El ventilador es uno de los grandes aliados del verano, pero usarlo mal puede pasarte factura: desde noches de mal sueño hasta problemas respiratorios o un aparato que dura mucho menos de lo que debería. Estos cuatro errores son más frecuentes de lo que crees, y la buena noticia es que todos tienen solución fácil.
1. Colocarlo justo delante de ti
Parece lo más lógico, pero apuntar el ventilador directamente hacia tu cuerpo es uno de los errores más habituales. El chorro de aire frío constante sobre la piel puede provocar contracturas musculares, resfriados y una peor calidad del sueño, especialmente si lo tienes encendido toda la noche.
Lo ideal es situarlo en un rincón alejado de donde estás, de modo que el aire circule por toda la habitación de forma uniforme. Así refrescas el ambiente sin que el flujo de aire te golpee directamente.
2. No limpiarlo nunca (o casi nunca)
Las aspas del ventilador acumulan polvo con una rapidez sorprendente. Cada vez que lo enciendes, ese polvo sale disparado al aire que respiras. Inhalar partículas de polvo de forma continua puede irritar las vías respiratorias y desencadenar síntomas parecidos a un resfriado que no termina de irse.

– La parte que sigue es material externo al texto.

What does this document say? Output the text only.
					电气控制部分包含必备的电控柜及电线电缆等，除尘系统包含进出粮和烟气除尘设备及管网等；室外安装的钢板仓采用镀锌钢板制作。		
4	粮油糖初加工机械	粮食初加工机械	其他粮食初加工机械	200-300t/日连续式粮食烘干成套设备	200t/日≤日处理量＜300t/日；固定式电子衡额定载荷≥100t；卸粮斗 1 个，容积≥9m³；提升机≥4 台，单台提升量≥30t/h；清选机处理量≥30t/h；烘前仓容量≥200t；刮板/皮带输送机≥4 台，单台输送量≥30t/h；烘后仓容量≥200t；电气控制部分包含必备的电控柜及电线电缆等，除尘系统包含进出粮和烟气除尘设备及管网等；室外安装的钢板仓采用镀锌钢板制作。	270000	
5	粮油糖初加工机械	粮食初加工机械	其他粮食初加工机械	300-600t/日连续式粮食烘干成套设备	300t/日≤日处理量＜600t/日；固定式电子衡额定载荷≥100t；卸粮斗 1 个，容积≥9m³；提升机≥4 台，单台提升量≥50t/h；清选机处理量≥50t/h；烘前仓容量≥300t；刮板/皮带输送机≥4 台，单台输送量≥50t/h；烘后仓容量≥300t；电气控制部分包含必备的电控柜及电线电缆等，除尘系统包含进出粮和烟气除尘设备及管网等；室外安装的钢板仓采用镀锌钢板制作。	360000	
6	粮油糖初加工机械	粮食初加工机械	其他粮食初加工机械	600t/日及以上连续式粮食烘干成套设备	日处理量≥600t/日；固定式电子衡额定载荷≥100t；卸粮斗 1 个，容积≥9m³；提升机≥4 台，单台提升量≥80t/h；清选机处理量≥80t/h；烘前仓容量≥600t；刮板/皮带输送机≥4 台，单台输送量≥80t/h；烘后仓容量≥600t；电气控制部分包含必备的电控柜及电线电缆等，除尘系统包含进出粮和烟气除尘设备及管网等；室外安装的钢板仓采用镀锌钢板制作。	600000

La solución es tan simple como limpiar las aspas con regularidad, al menos una vez por semana en los meses de mayor uso. Un paño húmedo o un cepillo suave bastan para mantenerlo en perfectas condiciones.

3. Dejarlo encendido toda la noche
Dormir con el ventilador en marcha puede parecer un lujo en plena ola de calor, pero tenerlo funcionando durante horas seguidas reseca los ojos, la nariz y la garganta. Por la mañana puedes despertar con sensación de irritación o incluso con la boca completamente seca.
Un truco muy eficaz: úsalo para enfriar la habitación antes de acostarte y programa el temporizador para que se apague solo a los 30 o 60 minutos. Dormirás mejor y tu cuerpo te lo agradecerá.
Si tu ventilador no tiene temporizador, considera actualizar a un modelo más moderno. La diferencia en el descanso es notable.
4. Usar siempre el mismo modelo para todo
No todos los ventiladores son iguales ni sirven para lo mismo. Elegir el tipo equivocado para cada espacio es un error que mucha gente pasa por alto. Para el dormitorio, lo más recomendable es un modelo silencioso con función nocturna. Para el despacho en casa, uno compacto y de bajo ruido. Para el salón, un ventilador de techo o uno de torre puede ser mucho más eficiente.
Además, si llevas años con el mismo aparato, vale la pena considerar los modelos de bajo consumo energético que hay actualmente en el mercado. Son más eficientes, hacen menos ruido y, a largo plazo, suponen un ahorro real en la factura de la luz.
Un ventilador bien elegido y bien usado marca una gran diferencia en el confort del hogar durante el verano. Evita estos errores y disfruta del frescor sin efectos secundarios.